Hey! Thanks for the quick response.

re KDS support: the only VLEK documentation I found so far is the ABI spec. It mentioned that the KDS would offer an endpoint to query for the CSP-specific VLEK. However, I couldn't find any information how that API looks like. Playing around with the API I was able to pull a valid certchain from https://kdsintf.amd.com/vlek/v1/Milan/cert_chain. But some official docs would be nice to build out the KDS lib.

re this PR and VLEK support: I am not sure if I am familiar with the code yet to implement full VLEK support. I updated the commit msg to reflect the change more accurately. I am not sure if merging this would introduce incorrect behavior in some places, but it allows me to do what I need. And I don't think it would break anything.

My PoC based on this commit:

• read a SNP report signed by a VLEK using sevclient.GetRawExtendedReportAtVmpl
• parse the cert table using abi.CertTable.Unmarshal and abi.CertTable.GetByGUIDString
• fetch and validate cert chain without go-sev-guest
• verify report signature with verify.SnpReportSignature. Giving it the parsed VLEK works without problems.

Based on this, would you be willing to accept the PR?

[deeglaze]

I think the protocol buffers need to be updated as well. The certificatechain needs the vlek_cert.

I think also the author_key_en field of the attestation report message should be renamed and give new handling in the validation code akin to how the guest policy can be decomposed into its component parts.

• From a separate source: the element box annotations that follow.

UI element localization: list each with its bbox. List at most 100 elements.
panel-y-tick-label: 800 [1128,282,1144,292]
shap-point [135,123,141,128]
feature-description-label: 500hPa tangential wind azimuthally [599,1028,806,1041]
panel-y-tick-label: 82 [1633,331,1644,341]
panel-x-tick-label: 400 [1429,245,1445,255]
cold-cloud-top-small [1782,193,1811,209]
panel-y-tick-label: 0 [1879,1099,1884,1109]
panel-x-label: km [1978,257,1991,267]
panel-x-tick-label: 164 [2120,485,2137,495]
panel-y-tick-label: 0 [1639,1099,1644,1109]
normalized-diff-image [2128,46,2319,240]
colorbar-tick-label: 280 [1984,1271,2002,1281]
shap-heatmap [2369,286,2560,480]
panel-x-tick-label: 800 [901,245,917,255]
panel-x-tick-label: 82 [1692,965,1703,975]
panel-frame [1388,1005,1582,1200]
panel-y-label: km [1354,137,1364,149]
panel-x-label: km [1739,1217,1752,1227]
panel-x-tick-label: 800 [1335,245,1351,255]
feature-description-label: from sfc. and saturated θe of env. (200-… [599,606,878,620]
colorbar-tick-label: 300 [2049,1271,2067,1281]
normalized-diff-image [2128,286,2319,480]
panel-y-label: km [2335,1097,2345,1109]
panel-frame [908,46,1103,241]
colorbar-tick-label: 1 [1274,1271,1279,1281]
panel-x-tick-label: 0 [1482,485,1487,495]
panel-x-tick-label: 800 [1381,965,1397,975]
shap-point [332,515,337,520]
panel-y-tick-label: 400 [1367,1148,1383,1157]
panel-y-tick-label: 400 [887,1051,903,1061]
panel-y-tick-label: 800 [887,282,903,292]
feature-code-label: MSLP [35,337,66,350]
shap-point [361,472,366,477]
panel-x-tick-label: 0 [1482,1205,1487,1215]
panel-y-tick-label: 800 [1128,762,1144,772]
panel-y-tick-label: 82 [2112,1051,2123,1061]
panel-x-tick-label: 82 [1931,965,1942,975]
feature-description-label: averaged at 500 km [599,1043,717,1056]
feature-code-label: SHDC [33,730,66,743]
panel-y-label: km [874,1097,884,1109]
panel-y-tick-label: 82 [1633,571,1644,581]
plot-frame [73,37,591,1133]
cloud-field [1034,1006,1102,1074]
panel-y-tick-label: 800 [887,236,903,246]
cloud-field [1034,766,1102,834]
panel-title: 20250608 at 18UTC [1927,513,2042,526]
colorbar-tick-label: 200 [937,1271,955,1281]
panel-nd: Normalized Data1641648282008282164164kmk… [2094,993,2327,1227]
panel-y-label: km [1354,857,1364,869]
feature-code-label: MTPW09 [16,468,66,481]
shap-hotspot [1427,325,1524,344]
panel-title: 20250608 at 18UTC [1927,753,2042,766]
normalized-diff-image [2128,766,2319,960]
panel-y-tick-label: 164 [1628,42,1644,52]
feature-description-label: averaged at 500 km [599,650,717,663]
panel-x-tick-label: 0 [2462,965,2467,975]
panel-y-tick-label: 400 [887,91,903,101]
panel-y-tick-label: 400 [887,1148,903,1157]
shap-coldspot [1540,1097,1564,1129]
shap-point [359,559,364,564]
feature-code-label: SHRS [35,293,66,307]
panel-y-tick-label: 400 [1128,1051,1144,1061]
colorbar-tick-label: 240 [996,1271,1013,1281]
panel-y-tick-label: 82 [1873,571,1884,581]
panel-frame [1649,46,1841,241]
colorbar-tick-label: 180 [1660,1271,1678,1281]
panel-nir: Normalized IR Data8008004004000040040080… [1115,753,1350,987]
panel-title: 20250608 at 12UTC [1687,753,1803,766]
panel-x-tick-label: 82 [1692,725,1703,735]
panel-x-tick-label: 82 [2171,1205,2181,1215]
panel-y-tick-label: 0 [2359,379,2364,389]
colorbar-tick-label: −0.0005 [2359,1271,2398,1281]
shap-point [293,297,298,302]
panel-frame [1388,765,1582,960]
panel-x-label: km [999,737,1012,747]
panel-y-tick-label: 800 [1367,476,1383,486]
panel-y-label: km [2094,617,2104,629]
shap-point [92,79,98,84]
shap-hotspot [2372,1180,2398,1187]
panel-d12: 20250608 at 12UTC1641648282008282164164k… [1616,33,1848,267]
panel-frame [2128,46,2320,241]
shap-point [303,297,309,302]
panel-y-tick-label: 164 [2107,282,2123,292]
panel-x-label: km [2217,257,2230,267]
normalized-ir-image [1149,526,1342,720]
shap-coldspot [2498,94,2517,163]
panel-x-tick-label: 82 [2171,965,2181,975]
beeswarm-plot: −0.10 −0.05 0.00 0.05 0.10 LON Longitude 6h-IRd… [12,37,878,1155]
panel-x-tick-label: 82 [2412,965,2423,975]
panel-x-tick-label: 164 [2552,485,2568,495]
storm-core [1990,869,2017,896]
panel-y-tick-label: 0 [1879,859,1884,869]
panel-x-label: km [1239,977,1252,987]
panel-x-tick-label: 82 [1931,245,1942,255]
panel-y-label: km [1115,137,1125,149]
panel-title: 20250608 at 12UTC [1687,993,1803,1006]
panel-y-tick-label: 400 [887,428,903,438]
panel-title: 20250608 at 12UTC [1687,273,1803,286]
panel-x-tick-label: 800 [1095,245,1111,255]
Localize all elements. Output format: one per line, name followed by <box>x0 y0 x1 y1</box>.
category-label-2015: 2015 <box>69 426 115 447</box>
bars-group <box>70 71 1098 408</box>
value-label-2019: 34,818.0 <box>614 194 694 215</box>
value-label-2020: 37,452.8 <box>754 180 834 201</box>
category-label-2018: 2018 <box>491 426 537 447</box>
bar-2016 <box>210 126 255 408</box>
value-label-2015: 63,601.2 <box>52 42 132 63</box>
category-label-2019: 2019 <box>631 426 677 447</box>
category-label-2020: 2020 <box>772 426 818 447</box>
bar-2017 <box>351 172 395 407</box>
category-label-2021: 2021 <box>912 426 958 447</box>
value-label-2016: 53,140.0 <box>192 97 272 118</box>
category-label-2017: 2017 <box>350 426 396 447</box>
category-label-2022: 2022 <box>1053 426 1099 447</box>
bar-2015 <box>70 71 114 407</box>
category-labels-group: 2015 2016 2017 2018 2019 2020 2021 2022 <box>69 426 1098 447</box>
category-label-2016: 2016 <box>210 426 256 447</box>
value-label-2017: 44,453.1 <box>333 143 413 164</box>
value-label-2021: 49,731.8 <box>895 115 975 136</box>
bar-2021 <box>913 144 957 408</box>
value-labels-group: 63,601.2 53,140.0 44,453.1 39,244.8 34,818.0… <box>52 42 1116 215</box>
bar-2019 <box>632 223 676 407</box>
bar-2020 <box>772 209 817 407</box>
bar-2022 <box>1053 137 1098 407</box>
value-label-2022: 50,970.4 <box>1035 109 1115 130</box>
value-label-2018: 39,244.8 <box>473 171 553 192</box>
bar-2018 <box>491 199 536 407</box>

Decomposition can fail if there are set mbz ranges–I think that interpretation failure would be better than the difficult-to-understand bitmask in use both at tip and in this PR.

Validation options should change to accommodate the new richness of this uint32 field, but I think I can take this responsibility.

When you say you're able to verify a report with a VLEK cert, you're working from a certificate that you've already negotiated a CSP shared secret with AMD using an unpublished KDS API update?

[derpsteb]

The VLEK certificate is part of the extended report. go-sev-guest can retrieve that correctly. From what I understand in the docs, I can treat that like a VCEK and don't have to do anything special.

[deeglaze]

I haven't found the time to fully implement VLEK support with unit tests and fake support, but I'll merge this to unblock. I've opened Issue#53 to track everything that I hope to get to, but alas I can't prioritize that work just yet.